Another polemical exhibition of American art
Out in front of the museum stands “Peace Tower,” 2006, which Mark di Suvero and Rirkrit Tiravanija collaborated on with about 300 other artists invited to recreate the “Artists’ Tower for Peace”—first erected in Los Angeles in 1966 to protest the Vietnam War. Well intended, the tower seems impotent in the face of a saccharine or silent chattering journalist class, a populace that seems to acquiesce to the desires of business, and an administration that does as it pleases. “Peace Tower” does, however, hint at a theme in this Whitney Biennial—artists working together. The ideas they explore are often powerful; other times they seem like adolescent temper tantrums.
Perhaps the most compelling part of the Biennial is on the fifth floor in a display titled “Down By Law.” Curated by the Wrong Gallery, this collection of works by 54 artists explores the “dark heroes of the American dream.” Works range across generations and include Paul Cadmus’ watercolor “To The Lynching” (1935), Tim Rollins & K.O.S.’ “By Any Means Necessary: Nightmare” (1986), and Andres Serrano’s infamous “Piss Christ” (1987) depicting a crucifix submerged in urine. Two potent works in this series are David Wojnarowicz’s photostat “One Day, This Kid” (1980), and Felix Gonzalez-Torres’ “Untitled, Death by Gun,” both of which use text to draw the viewer into the work, and convey an unnerving, memorable sense of empathy. The gallery is hung salon-style and provides a clarion call to American culture that echoes artist Sam Durant’s astutely titled work “We Are All Outlaws in the Eyes of America” (2004).
Unfortunately the remainder of the exhibition dithers all over the spectrum of globalized culture, grasping at straws to conceptually tie the exhibition together.
The best of the lot includes Ryan Trecartin’s laugh out loud video, “A Family Finds Entertainment;” Jamal Cyrus’ defiant, subversive drawings and sculptures, especially “The End Of My Beginning;” Angela Strassheim’s photograph of a father grooming his son from her series “Left Behind;” and paintings by Chris Vasell and Rudolph Stingel.
“Day For Night,” as described by the catalogue, attempts to examine the “schizophrenic situation…(of) two realities that discomfortingly coexist: one of anxiety, exasperation, and despair: and another of exuberance, energy, and wishful thinking.” In the end the curators, Chrissie Iles and Philippe Vergne, did the impossible job of collecting contemporary American artists under one roof with the laudable goal of attempting “to capture the artifice of American culture, in all its complexity.”
The result feels like a hodge-podge of politics, aesthetics, and a naval gazing art world.

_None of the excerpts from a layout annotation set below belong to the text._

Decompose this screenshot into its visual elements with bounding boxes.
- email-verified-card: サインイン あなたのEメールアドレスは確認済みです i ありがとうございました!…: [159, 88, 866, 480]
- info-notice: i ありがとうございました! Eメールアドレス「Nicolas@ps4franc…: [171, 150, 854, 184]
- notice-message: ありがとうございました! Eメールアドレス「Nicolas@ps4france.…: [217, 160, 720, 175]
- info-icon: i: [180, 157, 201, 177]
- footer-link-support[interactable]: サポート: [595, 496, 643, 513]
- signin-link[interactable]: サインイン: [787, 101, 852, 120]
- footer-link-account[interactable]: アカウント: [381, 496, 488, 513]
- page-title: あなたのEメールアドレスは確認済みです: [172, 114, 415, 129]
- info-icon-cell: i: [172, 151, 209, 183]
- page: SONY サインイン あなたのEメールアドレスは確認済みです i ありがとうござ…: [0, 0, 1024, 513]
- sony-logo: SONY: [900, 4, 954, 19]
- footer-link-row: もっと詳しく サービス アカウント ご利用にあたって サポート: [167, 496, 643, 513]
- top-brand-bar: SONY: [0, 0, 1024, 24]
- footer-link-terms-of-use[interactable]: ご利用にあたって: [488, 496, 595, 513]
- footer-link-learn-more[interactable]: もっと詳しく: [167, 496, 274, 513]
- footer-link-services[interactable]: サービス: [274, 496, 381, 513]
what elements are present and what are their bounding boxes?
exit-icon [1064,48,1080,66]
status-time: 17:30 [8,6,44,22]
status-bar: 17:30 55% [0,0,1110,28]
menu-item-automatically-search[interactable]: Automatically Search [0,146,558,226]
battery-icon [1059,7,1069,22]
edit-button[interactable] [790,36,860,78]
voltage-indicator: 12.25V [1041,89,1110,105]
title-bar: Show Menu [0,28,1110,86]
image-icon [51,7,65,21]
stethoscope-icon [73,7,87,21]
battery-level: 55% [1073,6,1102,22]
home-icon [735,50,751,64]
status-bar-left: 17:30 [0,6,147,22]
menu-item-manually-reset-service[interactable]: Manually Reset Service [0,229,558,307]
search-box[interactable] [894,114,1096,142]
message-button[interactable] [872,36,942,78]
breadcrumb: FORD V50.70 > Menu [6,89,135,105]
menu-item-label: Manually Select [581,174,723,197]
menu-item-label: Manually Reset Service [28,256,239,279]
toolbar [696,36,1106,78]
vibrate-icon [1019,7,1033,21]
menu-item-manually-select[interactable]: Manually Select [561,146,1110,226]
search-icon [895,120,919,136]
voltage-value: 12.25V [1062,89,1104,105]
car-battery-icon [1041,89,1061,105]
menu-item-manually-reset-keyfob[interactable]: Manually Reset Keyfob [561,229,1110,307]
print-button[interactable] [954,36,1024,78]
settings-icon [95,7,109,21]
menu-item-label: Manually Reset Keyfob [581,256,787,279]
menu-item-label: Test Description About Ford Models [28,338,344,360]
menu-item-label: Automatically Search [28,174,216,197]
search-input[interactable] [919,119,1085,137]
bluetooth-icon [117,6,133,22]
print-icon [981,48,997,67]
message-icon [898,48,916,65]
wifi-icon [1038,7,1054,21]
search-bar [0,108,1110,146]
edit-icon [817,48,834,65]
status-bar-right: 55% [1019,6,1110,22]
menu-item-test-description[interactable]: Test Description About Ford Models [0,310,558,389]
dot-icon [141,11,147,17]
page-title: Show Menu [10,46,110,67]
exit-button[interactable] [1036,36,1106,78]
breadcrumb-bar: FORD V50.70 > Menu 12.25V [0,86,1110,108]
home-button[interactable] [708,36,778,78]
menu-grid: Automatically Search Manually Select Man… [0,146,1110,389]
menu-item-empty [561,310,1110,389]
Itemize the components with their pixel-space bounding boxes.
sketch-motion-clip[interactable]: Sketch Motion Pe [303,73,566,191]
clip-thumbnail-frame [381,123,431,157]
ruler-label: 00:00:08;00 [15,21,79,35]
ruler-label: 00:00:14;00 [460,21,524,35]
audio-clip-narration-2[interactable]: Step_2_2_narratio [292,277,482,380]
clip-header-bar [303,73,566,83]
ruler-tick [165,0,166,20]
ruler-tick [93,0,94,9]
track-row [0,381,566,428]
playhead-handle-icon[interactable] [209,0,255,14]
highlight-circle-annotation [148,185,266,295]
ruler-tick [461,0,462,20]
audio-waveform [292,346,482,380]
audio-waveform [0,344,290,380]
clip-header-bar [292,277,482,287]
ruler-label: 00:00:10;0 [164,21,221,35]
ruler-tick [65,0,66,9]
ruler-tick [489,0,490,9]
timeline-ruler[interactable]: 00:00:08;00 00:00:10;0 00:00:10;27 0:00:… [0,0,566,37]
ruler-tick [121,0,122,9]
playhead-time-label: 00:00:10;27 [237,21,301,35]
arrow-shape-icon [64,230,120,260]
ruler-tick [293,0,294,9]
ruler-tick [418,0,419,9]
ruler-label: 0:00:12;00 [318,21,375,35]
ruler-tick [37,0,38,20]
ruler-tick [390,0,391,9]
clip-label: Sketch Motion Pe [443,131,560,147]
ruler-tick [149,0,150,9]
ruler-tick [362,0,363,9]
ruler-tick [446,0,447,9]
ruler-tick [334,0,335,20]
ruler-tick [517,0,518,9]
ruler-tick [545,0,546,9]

The sense of artists “working,” as Vergne has described, “in a space between day and night, between the history of forms and the forms of history… [where] many things are called into question or obscured” is a key theme. And yet even this idea was spread thinly, conveyed in part by the inclusion of Critical Art Ensemble and The Bureau of Inverse Technology, and others exploring group process. Yet, there are many more artists, collectives, and endeavors that could have represented this idea of working and social collaboration more deeply.